It’s finally about to happen. The amount spent on digital advertising will surpass that of traditional media outlets, such as television and print, in 2019, with a lot of those ad dollars being spent on two major platforms: Google and Facebook. Some might even say it’s a Google and Facebook world, and we just live in it.
What has changed in the past four years?
In 2015, digital ad spends represented half of what was being spent on traditional media. The popularity of major social media channels such as Facebook and Instagram have aided in this growth. Social channels offer up a level of targeting that could only have been dreamed about by ad professionals 20 years ago. Combine that with the fact most consumers have stated that they’re OK with ads, especially if they are personalized to them, only makes these outlets even more valuable for reach and action.

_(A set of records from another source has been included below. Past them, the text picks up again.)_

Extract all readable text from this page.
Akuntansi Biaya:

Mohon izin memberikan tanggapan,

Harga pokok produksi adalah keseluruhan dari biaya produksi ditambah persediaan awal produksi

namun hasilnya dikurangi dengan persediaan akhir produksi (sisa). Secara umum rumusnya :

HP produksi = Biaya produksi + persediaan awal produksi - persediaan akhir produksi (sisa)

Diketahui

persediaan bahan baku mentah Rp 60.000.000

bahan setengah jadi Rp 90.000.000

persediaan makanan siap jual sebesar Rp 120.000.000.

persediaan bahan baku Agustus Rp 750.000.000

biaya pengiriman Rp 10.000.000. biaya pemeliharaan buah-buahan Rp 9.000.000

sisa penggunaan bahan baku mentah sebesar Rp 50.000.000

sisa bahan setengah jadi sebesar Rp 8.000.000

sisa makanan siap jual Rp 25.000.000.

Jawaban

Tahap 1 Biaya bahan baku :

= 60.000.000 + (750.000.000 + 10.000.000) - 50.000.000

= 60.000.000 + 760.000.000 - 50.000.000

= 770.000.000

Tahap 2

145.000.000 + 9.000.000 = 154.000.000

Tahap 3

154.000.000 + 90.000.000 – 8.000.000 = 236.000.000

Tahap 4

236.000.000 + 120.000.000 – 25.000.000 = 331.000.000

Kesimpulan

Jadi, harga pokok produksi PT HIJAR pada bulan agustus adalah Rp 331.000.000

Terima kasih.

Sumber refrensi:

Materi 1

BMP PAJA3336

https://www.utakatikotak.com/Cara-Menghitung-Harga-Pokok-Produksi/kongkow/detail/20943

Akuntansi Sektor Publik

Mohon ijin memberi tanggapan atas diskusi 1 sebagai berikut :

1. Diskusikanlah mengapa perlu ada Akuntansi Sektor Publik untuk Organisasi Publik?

Google also has evolved rapidly in the past four years. It is much less a generic search engine and a more robust answer engine. We’re programmed to go to Google and seek answers to our problems, locate whatever it is that we want — all in real-time. And because of that, Google dominates search marketing. In the United States, that is around 89% of the market and in the U.K. it is more like 92%. But the search engine also has forced many brands to be better in the online space by improving their mobile experiences, overall user experience and web performance. While all these factors certainly can impact SEO, it’s a testament to the fact that Google wants to provide better results and a better experience for those who use the platform.
Third wheel of digital advertising
With Google and Facebook dominating market shares in their respective spaces, it’s best to not lose sight of the third wheel in the digital space, Amazon. We’re all familiar with the massive online retailer that fuels our need of on-demand shopping, but few realize the actual reach the platform has. From a commerce perspective, Amazon does almost 15 times the number of transactions that its nearest competitor, Walmart, does.
Amazon is now the third-largest advertising platform behind Google and Facebook and they are going toe to toe with one another on driving traffic and commerce via their own platforms. While we can say Amazon is still maturing as an advertising platform, for those companies selling their wares through or competing with Amazon, your options for advertising are growing.
Sponsored brands, product display ads, and sponsored product ads are current forms of ad units available on Amazon. Let’s not forget the amount of data that Amazon has on its customers, which translates into better audience targeting for your brand. Similar to lookalike audiences on Facebook and Google, if your customers are buying a particular product of “like” features, odds are there are more of them out there for you to get in front of.
Data is supreme
No other words carry more importance in the digital marketing world than “customer data.” All of the unique and in-depth targeting options would not be available to marketers without user data. The data available to marketers now allows for much more robust campaigns that are hyper-targeted and personalized for your audience. Translation: Less ad dollars wasted on people you don’t care to have your brand in front of.
For those selling through Amazon, just know the retailer is not keen on giving up the digital data it has on your customer, unless you want to continue to use their services and promote from within their platform.
As we move through 2019 and beyond, the information and data you have on your customers is key, and this cannot be stressed enough for both B2B and B2C companies. Once an individual is in your system, the level of customized targeting options becomes close to endless. These are hyper-targeted campaigns that are personalized and relatable to your audience and their needs.
Platforms will grow just as algorithms change. The goal is to not be frustrated with these changes, but embrace the opportunities they provide to better connect with your customers.